Il 9 febbraio, Piazza Vittorio è stata il centro delle celebrazioni del Capodanno cinese, con migliaia di persone presenti per assistere a spettacoli ed eventi organizzati dalla comunità cinese di Roma. L’area era stata decorata con lanterne rosse e strutture luminose per rendere omaggio alla tradizione asiatica. Tuttavia, nel tardo pomeriggio, intorno alle 18:00, alcune persone hanno iniziato a staccare le lanterne dalle travi della struttura montata per la festa.
Secondo le testimonianze, i responsabili erano principalmente individui di nazionalità italiana, che si sono arrampicati sulla struttura per appropriarsi delle decorazioni. Questo comportamento ha causato il cedimento di alcune travi, portando al crollo parziale della struttura. Nonostante l’episodio non abbia provocato feriti, la situazione ha generato momenti di caos e indignazione tra i presenti. Alcuni testimoni hanno cercato di fermare i responsabili, ma senza successo.
Sui social media, l’accaduto ha suscitato numerose reazioni.

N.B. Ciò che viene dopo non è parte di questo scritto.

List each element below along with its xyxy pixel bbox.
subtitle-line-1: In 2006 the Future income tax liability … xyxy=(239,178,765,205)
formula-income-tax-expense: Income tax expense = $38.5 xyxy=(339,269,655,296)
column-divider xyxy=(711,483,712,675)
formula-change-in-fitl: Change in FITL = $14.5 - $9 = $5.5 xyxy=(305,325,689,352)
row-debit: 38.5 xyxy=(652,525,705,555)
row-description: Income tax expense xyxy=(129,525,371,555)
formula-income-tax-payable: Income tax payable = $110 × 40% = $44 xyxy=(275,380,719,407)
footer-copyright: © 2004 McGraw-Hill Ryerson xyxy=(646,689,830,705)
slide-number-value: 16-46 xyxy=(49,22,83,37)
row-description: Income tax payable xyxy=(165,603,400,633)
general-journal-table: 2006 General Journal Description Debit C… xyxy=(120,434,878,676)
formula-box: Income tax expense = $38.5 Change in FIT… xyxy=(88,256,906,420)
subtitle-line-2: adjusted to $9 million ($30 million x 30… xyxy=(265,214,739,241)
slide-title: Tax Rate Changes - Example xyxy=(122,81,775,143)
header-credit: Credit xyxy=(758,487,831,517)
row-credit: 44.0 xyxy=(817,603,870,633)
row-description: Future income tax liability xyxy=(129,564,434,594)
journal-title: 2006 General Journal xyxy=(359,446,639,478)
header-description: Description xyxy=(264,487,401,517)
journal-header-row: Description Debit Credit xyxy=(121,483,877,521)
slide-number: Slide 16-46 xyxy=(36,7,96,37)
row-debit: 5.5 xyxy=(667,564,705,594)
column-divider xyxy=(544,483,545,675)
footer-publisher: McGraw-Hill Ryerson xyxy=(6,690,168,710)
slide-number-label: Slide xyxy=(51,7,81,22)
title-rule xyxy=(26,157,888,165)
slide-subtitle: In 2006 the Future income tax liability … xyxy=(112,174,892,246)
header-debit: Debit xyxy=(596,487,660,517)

Molti utenti hanno definito il gesto una mancanza di rispetto nei confronti della comunità cinese e della celebrazione culturale. Alcuni hanno commentato con frasi come “Da italiano mi vergogno”, mentre altri hanno chiesto maggiori controlli sugli eventi pubblici.
Le autorità stanno analizzando le immagini delle telecamere di sorveglianza per identificare i colpevoli e valutare eventuali provvedimenti. Gli organizzatori hanno chiesto misure di sicurezza più rigide, come una maggiore presenza di vigilanza e l’installazione di barriere per evitare episodi simili nelle future celebrazioni.